Manifesto began as a 2.5-hour, multi-channel installation, and has been edited by Bobby Good into a 95-minute film, starting 13 different characters cosplayed by Cate Blanchett. In various wigs and accents, on-screen and in voiceover, she recites a macaronic screed comprised of about fifty manifestos, including: the Dogme 95 Manifesto; Guy Debord’s Situationist Manifesto; the manifestos of the Surrealists, the Suprematists, and the Futurists; manifestos written by architects; manifestos written by Sol LeWitt; and other works by other guys (Adrian Piper is one of a handful of female manifesteers whose work is excerpted).
With every character, Blanchett changes locations and locutions, going from a factory to a lab to a television station to a classroom. Unfortunately, Manifesto’s combinations of setting and texts largely provide neither commentary nor clarity. Tristan Tzara’s Dada Manifesto read aloud by a mourner at a funeral is broadly amusing, and the apparent incongruity suits the Dada aesthetic. But it is neither very clever nor insightful when a wealthy hostess tells her guests that “the rich are bores without exception,” (that’s the Vorticists) after quoting an abstract impressionist (that’s Barnett Newman). The film suggests that there is shared space between the manifesto and the prayer, the oration, the stoned rant, and the schoolroom lesson. It has nothing further to show about these connections. The experience of watching becomes that of playing a children’s memory game; for every line that sounds familiar, you get to pat yourself on the back.
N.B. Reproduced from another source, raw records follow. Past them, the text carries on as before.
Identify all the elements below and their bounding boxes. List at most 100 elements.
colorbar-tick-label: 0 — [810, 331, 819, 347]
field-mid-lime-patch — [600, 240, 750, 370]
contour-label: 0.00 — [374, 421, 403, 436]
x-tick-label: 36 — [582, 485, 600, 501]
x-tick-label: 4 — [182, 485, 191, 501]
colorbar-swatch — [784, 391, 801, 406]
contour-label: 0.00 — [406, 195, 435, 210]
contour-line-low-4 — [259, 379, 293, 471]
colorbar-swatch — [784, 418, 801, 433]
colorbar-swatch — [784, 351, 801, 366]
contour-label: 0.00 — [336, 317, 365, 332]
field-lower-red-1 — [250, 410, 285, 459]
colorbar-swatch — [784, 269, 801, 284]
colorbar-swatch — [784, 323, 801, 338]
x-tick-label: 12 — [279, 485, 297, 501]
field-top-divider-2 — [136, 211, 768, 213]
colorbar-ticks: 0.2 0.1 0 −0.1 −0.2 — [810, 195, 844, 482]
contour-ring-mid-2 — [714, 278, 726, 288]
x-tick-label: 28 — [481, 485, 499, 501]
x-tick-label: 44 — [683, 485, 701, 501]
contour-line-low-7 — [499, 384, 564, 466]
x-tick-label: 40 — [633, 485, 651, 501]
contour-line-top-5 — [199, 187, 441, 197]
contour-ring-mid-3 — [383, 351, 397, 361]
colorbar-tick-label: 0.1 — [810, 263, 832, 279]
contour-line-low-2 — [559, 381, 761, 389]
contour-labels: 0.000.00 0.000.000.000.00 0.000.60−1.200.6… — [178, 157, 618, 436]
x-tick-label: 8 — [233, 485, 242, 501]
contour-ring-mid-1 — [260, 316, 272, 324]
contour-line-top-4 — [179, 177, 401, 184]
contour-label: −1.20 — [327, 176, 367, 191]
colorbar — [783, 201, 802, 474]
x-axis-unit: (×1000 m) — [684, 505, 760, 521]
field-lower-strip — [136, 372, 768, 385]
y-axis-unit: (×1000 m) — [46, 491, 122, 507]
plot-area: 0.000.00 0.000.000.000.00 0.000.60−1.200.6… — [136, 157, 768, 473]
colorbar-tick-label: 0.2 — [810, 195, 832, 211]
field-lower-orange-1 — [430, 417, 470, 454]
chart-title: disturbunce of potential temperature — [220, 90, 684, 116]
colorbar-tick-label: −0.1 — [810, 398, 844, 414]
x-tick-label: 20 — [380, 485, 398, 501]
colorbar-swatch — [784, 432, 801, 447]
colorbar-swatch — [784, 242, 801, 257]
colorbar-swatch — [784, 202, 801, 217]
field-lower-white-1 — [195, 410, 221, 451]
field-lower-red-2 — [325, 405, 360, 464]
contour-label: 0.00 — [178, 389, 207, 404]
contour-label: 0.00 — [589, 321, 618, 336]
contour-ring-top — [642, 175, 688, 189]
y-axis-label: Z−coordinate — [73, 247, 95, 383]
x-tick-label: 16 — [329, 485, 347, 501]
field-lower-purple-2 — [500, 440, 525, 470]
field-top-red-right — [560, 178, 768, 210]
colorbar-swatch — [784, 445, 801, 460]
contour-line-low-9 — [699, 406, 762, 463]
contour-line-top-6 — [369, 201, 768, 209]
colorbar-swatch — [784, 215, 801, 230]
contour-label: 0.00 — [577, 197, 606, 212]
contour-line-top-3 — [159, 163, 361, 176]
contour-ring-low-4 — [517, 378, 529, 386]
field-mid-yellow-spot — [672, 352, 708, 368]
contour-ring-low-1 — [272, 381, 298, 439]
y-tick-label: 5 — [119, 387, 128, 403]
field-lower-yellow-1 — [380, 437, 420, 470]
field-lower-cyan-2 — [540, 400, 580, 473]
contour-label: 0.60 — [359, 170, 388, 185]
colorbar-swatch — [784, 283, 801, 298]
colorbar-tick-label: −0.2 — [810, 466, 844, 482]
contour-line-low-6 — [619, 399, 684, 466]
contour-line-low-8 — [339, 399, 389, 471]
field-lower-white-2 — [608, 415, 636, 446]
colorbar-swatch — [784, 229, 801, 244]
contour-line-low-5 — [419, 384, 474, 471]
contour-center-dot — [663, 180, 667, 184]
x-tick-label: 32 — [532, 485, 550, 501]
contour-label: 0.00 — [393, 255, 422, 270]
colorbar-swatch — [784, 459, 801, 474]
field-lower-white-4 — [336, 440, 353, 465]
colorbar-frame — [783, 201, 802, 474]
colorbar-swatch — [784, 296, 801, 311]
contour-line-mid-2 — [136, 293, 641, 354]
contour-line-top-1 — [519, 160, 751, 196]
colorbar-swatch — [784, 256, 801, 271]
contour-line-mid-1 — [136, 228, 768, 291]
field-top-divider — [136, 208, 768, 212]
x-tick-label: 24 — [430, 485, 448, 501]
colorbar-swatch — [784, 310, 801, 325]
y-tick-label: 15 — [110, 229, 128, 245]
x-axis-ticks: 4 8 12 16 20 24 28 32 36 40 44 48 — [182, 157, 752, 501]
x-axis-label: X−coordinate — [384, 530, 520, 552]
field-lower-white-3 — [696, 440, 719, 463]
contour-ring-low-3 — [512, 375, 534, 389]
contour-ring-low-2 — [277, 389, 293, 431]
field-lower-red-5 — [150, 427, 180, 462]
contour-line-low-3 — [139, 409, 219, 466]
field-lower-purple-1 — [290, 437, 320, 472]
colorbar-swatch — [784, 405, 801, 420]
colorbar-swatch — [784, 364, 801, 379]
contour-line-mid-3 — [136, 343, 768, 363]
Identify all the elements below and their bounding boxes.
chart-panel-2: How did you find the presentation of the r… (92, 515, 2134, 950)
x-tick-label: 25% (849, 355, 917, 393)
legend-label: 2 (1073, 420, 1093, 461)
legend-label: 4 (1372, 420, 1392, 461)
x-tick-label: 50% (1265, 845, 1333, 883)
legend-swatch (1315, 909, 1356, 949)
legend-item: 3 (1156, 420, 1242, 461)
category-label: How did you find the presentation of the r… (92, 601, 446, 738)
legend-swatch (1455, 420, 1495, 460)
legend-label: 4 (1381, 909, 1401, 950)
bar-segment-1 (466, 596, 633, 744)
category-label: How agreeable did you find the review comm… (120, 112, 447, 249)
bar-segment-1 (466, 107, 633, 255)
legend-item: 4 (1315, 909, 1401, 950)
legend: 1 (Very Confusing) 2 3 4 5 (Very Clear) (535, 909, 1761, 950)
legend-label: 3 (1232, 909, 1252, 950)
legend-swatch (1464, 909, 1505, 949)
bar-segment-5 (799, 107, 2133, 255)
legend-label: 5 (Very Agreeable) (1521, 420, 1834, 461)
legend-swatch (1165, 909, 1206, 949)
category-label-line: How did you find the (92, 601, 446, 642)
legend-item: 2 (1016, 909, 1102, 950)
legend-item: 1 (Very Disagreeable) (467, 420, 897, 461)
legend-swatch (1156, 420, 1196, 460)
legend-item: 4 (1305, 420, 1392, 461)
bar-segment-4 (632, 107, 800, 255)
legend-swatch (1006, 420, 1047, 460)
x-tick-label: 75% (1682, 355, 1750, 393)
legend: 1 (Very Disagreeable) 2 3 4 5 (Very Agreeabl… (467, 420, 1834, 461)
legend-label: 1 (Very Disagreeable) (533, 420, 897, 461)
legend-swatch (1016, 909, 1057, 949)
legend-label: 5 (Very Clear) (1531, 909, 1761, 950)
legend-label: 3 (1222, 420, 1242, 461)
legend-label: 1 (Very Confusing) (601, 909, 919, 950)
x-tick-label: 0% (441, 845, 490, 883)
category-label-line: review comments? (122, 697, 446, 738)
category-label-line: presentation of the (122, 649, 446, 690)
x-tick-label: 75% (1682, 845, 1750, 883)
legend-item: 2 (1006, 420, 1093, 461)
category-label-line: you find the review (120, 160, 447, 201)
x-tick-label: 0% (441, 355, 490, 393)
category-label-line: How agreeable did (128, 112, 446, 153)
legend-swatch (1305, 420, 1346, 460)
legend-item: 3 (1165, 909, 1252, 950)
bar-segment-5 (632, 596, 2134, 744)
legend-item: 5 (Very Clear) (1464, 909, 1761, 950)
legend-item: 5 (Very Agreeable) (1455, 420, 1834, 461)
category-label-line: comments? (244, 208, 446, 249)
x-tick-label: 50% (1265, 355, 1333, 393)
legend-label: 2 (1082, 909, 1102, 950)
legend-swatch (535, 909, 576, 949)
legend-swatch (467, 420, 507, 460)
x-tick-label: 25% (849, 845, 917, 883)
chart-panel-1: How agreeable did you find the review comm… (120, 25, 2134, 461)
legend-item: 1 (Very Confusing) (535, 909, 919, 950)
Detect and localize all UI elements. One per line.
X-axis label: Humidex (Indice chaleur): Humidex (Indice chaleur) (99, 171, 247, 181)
At least Manifesto seems to have been a feat to shoot. Rosefeldt had eleven days with Blanchett in Berlin, and there are a lot of wigs to switch out, not to mention a dance troupe in white Alien-style helmets to choreograph: Blanchett shouts bits of the Fluxus Manifesto at them in her Slavic Choreographer persona. It’s difficult to find anything but effort to recommend the film. Spliced and layered, stripped of their contexts, gathered just because they are available, the manifestos lose whatever meaning they once held. The only property revealed by this arrangement is the shrillness and obtuseness of the texts. Manifestos are written as a response to a perceived crisis, and in a crisis, it’s hard (though crucial) to keep a sense of a humor. But what’s Manifesto’s excuse? It should feel well at ease. The first, and last, Blanchett character we see is a homeless man shouting through a bullhorn from an abandoned building, and ruin porn has long been an accepted symbol of some kind of “critique.” There’s data on that.